The closure of Internally Displaced People’s Camps in Borno should be brought to an immediate halt until people can be relocated safely and in line with international law, a leading human rights group says.
The government-ordered closure of Internally Displaced People’s camps in Borno has violated people’s human rights, and breaks an international treaty, Human Rights Watch has said in a new report.
In the 59-page report published on November 2, the international rights group said that more than 200,000 IDPs in the Northeastern state have been plunged into dire conditions following the camp closures authorised by the state government.
Halting relocations was part of a 30-item list of recommendations contained in the report.
The report, titled “Those Who Returned Are Suffering: Impact of Camp Shutdowns on People Displaced By Boko Haram Conflict in Nigeria,” says the state government failed to meet the conditions required by international conventions before the relocation began.
IDPs have the right “to be protected against forcible return to or resettlement in any place where their life, safety, liberty and/or health would be at risk,” according to article 9 of the African Union Convention for the Protection and Assistance of Internally Displaced Persons in Africa. The agreement is also known as the Kampala Convention, which Nigeria has ratified and should therefore be bound to comply.
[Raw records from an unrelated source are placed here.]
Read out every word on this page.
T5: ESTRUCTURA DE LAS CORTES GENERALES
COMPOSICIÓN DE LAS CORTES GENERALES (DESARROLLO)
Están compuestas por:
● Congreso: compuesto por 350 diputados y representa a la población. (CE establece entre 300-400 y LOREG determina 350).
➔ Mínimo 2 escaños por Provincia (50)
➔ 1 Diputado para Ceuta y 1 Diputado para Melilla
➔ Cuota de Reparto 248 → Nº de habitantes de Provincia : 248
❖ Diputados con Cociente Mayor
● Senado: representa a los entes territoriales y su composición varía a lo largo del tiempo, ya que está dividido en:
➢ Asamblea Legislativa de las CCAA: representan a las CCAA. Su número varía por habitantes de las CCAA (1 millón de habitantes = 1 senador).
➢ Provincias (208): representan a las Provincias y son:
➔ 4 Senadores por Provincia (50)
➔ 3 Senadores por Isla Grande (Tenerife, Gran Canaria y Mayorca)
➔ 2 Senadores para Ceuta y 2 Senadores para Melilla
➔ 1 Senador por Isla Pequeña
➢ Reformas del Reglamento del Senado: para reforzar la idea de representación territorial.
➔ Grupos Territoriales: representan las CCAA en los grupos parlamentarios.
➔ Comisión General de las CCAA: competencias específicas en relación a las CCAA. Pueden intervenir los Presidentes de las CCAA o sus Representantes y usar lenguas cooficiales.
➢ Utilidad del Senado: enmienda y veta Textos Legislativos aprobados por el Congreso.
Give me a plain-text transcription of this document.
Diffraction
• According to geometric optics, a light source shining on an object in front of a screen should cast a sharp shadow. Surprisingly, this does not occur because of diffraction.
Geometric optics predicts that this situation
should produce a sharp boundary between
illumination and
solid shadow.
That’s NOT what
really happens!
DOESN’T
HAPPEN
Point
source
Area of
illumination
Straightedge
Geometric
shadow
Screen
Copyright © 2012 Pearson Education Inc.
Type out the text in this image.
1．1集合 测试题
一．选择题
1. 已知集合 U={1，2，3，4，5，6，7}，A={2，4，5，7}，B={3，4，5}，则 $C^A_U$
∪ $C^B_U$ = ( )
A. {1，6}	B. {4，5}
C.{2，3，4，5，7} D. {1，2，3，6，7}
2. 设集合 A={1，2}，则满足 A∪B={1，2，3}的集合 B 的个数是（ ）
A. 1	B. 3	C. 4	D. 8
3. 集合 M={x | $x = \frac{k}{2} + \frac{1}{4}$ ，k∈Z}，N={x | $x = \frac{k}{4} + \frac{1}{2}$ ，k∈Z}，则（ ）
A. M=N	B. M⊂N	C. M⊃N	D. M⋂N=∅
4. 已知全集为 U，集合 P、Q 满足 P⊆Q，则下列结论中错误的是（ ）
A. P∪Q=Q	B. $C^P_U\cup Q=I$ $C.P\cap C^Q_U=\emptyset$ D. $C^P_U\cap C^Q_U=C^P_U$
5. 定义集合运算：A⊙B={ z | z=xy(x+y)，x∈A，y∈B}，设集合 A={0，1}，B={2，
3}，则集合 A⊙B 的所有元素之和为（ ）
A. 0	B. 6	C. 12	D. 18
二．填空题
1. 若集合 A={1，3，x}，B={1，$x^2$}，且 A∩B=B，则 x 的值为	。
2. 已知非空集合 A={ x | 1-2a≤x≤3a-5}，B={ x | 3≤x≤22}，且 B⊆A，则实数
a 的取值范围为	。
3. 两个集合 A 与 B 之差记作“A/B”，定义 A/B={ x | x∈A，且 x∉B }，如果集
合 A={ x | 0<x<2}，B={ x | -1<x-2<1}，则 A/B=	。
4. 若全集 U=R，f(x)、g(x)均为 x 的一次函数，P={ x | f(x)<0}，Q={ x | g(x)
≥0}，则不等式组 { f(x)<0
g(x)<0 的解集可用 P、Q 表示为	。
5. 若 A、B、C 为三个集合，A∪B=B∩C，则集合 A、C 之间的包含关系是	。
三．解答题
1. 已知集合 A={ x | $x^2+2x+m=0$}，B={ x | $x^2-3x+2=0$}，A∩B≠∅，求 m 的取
The government of Borno State said its closure of IDP camps was to facilitate the return of IDPs to communities which it claimed were “safer”.
HRW says “subsequent reports have highlighted continued insecurity in many communities to which displaced persons are being encouraged to return.”
According to the convention, displaced persons are to be offered the liberty to make “a free and informed choice on whether to return, integrate locally or relocate by consulting them on these and other options and ensuring their participation in finding sustainable solutions.”
The manner in which the relocation was related to the IDPs did not provide them the opportunity to take actions that were of their own volition, HRW says.
Struggle for survival
In May 2021, the government of Borno State officially started closing IDP camps. It delayed the date once due to security concerns.
The government said that it was not imposing its decision on the IDPs. It gave IDPs from Damasak, Bama, and Konduga the option of either “resettlement in Auno, or Maiduguri metropolis, or in their respective communities.”
Officials of the Borno State government at the time assured HumAngle that all of their actions towards the resettlement of IDPs were taken in accordance with international laws. “We respect their (IDPs) dignity” as well as the international laws guiding their relocation, they said.
Displaced persons who spoke to HumAngle at the time did not appear to be keen on either of the choices that lay before them.
“I am currently in my second year as an NCE student here in Maiduguri, and I have no option than to accept one of the options because, whether I like it or not, the government had said it would be closing the camps at all cost,” an IDP who spoke on condition of anonymity told HumAngle.
In October 2021, the government announced that it would shut down all camps in Maiduguri by December 31.
What followed the announcement by the government was intense anxiety from IDPs who did not want to leave the camps for reasons bordering on security, hunger, and the like.
Women in the resettled communities would be at risk of more abuse than they did in the camps, a desk officer from Sexual Gender Based Violence NGO told HumAngle.
As the Borno State government forged ahead with its resettlement plans, humanitarian agencies warned that the resettlement would cause more harm than good for the IDPs.
“At least 6 people were killed and 14 injured in Agiri, Mafa Local Government Area on 30 August 2021, one month after they were resettled. Returnees in New Marte, Agiri and Shuwari have experienced multiple attacks by Boko Haram since their resettlement,” a December 2021 report by Amnesty International read.
As predicted by humanitarian organisations, the displaced suffered immense hardships as they struggled to adjust to their new living conditions. In March 2022, HumAngle reported that hunger and economic hardship were forcing resettled IDPs back to Maiduguri, the state capital.
Driven by economic hardship and hunger, in April resettled IDPs in Bama began to flee the town to territories controlled by the Islamic State West Africa Province (ISWAP). There, they became middlemen for the terrorists, performing tasks for them in exchange for food.
In August, HumAngle reported that resettled IDPs in Kirawa community were crossing over to neighbouring Cameroon in search of potable water.
Recently, in October, HumAngle spoke to some resettled IDPs in Borno who expressed their fears of attack and recruitment from terrorists who lurk around.